The story moves very fast, not letting the reader catch his breath. The clues pile up, but Eddie must, however reluctantly, retrace his steps into the years long gone to discover the truth of today.
The novel is tightly focused, written in one consistent POV – Eddie’s. The reader is always aware of the protagonist’s inner thoughts, but sometimes the author intentionally throws a red herring into the reader’s path, concealing some clues and making us guess. That is occasionally irritating. Other than this one little flaw, I can’t complain.

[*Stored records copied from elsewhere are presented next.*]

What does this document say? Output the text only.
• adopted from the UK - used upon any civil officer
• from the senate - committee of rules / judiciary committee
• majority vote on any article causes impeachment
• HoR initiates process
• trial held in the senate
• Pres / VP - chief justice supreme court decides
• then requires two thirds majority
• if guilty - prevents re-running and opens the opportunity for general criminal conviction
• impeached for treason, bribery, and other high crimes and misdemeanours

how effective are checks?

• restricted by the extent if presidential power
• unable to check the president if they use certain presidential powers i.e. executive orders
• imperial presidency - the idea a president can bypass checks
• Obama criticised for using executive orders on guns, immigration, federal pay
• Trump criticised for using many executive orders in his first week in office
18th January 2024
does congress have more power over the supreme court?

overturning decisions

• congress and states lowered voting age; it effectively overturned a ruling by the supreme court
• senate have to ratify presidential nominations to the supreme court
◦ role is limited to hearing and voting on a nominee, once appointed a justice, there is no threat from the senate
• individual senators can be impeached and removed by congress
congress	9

The narrative is solid, the dialog alive, and the descriptions vivid. I can see everything through Eddie’s eyes: the squalor of the cities, the gorgeous mountains, the beautiful women, the dirty urchins. Everything is in the details, as always. For example: our unwilling hero doesn’t like horses, emphatically and loudly. As horses are the main transportation unit in many a fantasy tale, this little quirk must be the first in my fantasy reading. With a pinch of humor tossed into the mix, this largely unknown book has become one of the best fantasy novels I’ve read in a while.
I’ll definitely read another book of this author.